Otovo (OB:OTOVO) is down 18% this week, but still offers shareholders a splendid 3-year CAGR of 27%
Otovo AS (OB:OTOVO) Shareholders may be worried after seeing the stock price drop 29% last month. But that doesn’t change the fact that returns over the past three years have been very strong. In fact, the stock price is up 106% from three years ago. After a run like that, some may not be surprised to see moderate prices. Fundamental trading performance will ultimately dictate whether the top is in place or if this is a great buying opportunity.
Given that long-term performance has been good but there has been a recent pullback of 18%, let’s see if the fundamentals match the stock price.
Check out our latest analysis for Otovo
Otovo has not been profitable for the last twelve months, we are unlikely to see a strong correlation between its share price and its earnings per share (EPS). Income is arguably our second best option. Shareholders of unprofitable companies generally expect strong revenue growth. As you can imagine, rapid revenue growth, when sustained, often results in rapid profit growth.
Otovo’s revenue grew 21% every year over three years. That’s a lot better than most loss-making companies. Along the way, the stock price has gained 27% annually, a solid pop by our standards. This suggests that the market has recognized the progress made by the company, at least to a significant extent. Nonetheless, we’d say Otovo is still worth investigating – successful businesses can often continue to grow for long periods of time.
You can see how earnings and income have changed over time below (find out the exact values by clicking on the image).
It is good to see that there has been significant insider buying over the past three months. This is a positive point. That said, we believe earnings and revenue growth trends are even more important factors to consider. Dive deeper into revenue with this interactive chart from Otovo profit, turnover and cash flow.
A different perspective
The last twelve months have not been great for Otovo shares, which have cost holders 27%, while the market was at the top about 14%. However, keep in mind that even the best stocks will sometimes underperform the market over a twelve month period. Investors are up over three years, booking 27% annually, much better than more recent returns. Sometimes when a good quality long term gainer has a weak period it turns out to be an opportunity, but you really need to be sure the quality is there. While it is worth considering the various impacts that market conditions can have on the stock price, there are other, even more important factors. To this end, you should be aware of the 2 warning signs we spotted with Otovo.

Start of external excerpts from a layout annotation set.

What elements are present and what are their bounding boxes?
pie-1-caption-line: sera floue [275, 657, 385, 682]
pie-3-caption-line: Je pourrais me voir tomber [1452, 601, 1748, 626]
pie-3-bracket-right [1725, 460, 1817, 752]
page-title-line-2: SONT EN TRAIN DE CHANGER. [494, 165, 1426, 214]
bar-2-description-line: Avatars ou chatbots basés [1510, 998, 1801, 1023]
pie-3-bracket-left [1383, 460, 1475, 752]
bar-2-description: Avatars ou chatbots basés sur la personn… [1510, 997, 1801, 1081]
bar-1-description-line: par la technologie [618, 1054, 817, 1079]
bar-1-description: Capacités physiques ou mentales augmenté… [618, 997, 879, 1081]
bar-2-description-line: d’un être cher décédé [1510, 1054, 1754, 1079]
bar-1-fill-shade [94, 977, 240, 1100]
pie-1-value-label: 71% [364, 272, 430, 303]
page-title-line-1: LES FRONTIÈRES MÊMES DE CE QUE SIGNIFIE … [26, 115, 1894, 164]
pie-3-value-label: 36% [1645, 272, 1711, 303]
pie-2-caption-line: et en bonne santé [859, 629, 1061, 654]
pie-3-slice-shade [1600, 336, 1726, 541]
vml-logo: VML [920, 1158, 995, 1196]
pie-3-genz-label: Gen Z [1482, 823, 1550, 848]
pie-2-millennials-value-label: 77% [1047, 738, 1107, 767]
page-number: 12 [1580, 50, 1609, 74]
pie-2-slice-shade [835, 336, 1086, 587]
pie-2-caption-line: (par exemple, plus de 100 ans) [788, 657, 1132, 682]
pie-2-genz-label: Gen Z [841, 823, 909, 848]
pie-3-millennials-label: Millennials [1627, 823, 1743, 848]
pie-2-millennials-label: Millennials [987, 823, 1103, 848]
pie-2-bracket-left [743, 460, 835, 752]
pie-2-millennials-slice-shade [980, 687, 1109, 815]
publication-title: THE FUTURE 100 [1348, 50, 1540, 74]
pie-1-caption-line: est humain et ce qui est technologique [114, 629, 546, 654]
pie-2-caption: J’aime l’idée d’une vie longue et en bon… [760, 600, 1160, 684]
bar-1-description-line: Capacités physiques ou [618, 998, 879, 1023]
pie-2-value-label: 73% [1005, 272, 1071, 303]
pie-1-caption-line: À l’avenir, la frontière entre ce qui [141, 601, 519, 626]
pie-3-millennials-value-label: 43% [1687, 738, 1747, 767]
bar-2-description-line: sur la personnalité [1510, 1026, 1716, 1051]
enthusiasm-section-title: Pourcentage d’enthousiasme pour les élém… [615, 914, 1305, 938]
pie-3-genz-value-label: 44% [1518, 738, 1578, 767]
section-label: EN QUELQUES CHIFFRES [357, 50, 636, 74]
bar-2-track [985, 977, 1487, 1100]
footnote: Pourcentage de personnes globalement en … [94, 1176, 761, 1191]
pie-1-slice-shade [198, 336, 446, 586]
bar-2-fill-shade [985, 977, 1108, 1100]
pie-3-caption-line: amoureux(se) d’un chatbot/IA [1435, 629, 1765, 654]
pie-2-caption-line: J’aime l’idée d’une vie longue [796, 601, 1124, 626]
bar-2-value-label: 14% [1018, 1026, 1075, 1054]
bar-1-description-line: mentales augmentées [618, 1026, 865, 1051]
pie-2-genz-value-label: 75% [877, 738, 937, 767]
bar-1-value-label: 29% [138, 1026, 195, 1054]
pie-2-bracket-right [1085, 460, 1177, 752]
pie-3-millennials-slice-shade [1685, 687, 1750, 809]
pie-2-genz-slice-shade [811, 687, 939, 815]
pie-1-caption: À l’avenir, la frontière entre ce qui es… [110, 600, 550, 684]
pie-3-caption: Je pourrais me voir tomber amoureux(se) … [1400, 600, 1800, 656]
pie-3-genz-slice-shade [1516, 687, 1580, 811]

If you like buying stocks alongside management then you might love this free list of companies. (Hint: insiders bought them).
Please note that the market returns quoted in this article reflect the market-weighted average returns of stocks currently trading on ANY exchange.
Feedback on this article? Concerned about content? Get in touch with us directly. You can also email the editorial team (at) Simplywallst.com.
This Simply Wall St article is general in nature. We provide commentary based on historical data and analyst forecasts only using unbiased methodology and our articles are not intended to be financial advice. It is not a recommendation to buy or sell stocks and does not take into account your objectives or financial situation. Our goal is to bring you targeted long-term analysis based on fundamental data. Note that our analysis may not take into account the latest announcements from price-sensitive companies or qualitative materials. Simply Wall St has no position in the stocks mentioned.